Please describe the problem.
What steps will reproduce the problem?
I followed the s3 special remote tip to setup a public S3 special remote:
export AWS_ACCESS_KEY_ID...
export AWS_SECTRET_ACCESS_KEY...
git annex initremote pubs3 type=S3 encryption=none public=yes
initremote pubs3 (checking bucket...) (creating bucket in US...)
git-annex: S3Error {s3StatusCode = Status {statusCode = 400, statusMessage = "Bad Request"}, s3ErrorCode = "InvalidBucketAclWithObjectOwnership", s3ErrorMessage = "Bucket cannot have ACLs set with ObjectOwnership's BucketOwnerEnforced setting", s3ErrorResource = Nothing, s3ErrorHostId = Just "CvCxxxxxxxxxxxxxxxxxxxxxxxxxxxxxxxx8ic=", s3ErrorAccessKeyId = Nothing, s3ErrorStringToSign = Nothing, s3ErrorBucket = Nothing, s3ErrorEndpointRaw = Nothing, s3ErrorEndpoint = Nothing}
failed
initremote: 1 failed
The public
parameter is documented with
"Set to "yes" to allow public read access to files sent to the S3 remote. This is accomplished by setting an ACL when each file is uploaded to the remote. So, changes to this setting will only affect subseqent uploads."
This AWS post says that it disables setting ACLs for S3 buckets from April 2023 onward following their previous recommendation to do so, so this may be the issue. I know too little about AWS S3 to suggest an alternative approach, so this is just a bug report that the "public" parameter causes trouble when set to "yes".
There is no issue if I set public=no
.
What version of git-annex are you using? On what operating system?
$ git annex version 255 !
git-annex version: 10.20221003
build flags: Assistant Webapp Pairing Inotify DBus DesktopNotify TorrentParser MagicMime Benchmark Feeds Testsuite S3 WebDAV
dependency versions: aws-0.22.1 bloomfilter-2.0.1.0 cryptonite-0.29 DAV-1.3.4 feed-1.3.2.1 ghc-9.0.2 http-client-0.7.13.1 persistent-sqlite-2.13.1.0 torrent-10000.1.1 uuid-1.3.15 yesod-1.6.2.1
key/value backends: SHA256E SHA256 SHA512E SHA512 SHA224E SHA224 SHA384E SHA384 SHA3_256E SHA3_256 SHA3_512E SHA3_512 SHA3_224E SHA3_224 SHA3_384E SHA3_384 SKEIN256E SKEIN256 SKEIN512E SKEIN512 BLAKE2B256E BLAKE2B256 BLAKE2B512E BLAKE2B512 BLAKE2B160E BLAKE2B160 BLAKE2B224E BLAKE2B224 BLAKE2B384E BLAKE2B384 BLAKE2BP512E BLAKE2BP512 BLAKE2S256E BLAKE2S256 BLAKE2S160E BLAKE2S160 BLAKE2S224E BLAKE2S224 BLAKE2SP256E BLAKE2SP256 BLAKE2SP224E BLAKE2SP224 SHA1E SHA1 MD5E MD5 WORM URL X*
remote types: git gcrypt p2p S3 bup directory rsync web bittorrent webdav adb tahoe glacier ddar git-lfs httpalso borg hook external
operating system: linux x86_64
supported repository versions: 8 9 10
upgrade supported from repository versions: 0 1 2 3 4 5 6 7 8 9 10
Have you had any luck using git-annex before? (Sometimes we get tired of reading bug reports all day and a lil' positive end note does wonders)
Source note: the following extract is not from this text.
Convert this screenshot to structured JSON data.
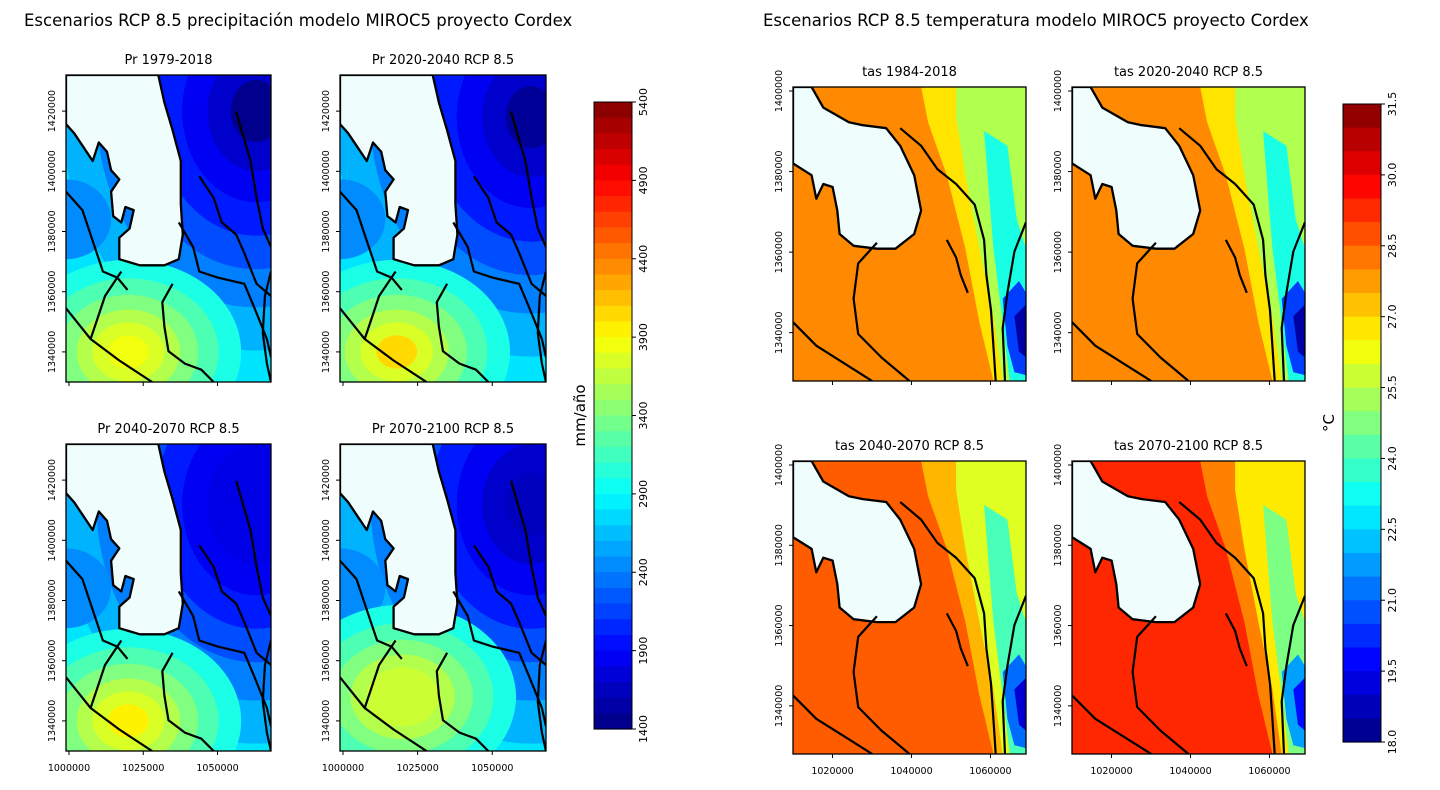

I work daily with git-annex and I never fail to be amazed by it. Thank you for your work!
This only affects new S3 buckets. Existing S3 buckets that were created before April 2023 and were set up to allow public access should keep working, including ACL settings when storing new files in them. Per Amazon's announcement, "There is no change for existing buckets."
So users who create new buckets will need to set
public=no
(the default) and set a bucket policy instread. See this comment for an example policy.That comment also suggests:
However, the ACL is currently sent at past of the PutObject request. And either there is not a way to change the ACL later, or the aws haskell library is missing support for the API to do that.
I think what needs to be done is discourage initializing new S3 remotes with public=yes, since it won't work. (Assuming some other S3 implementation than Amazon doesn't keep on supporting ACLs.)
And allow setting publicurl=yes without public=yes, so users who create new buckets and configure a bucket policy to allow public access can tell git-annex it's set up that way, so it will download from the bucket w/o S3 credentials.
While git-annex could HEAD without creds when publicyes=yes to verify that the user has configured the bucket correctly, that would add some overhead, and I guess if the user has not configured the bucket correctly, they will notice in some other way eventually and can fix its bucket policy after the fact. So I'm inclined not to do that.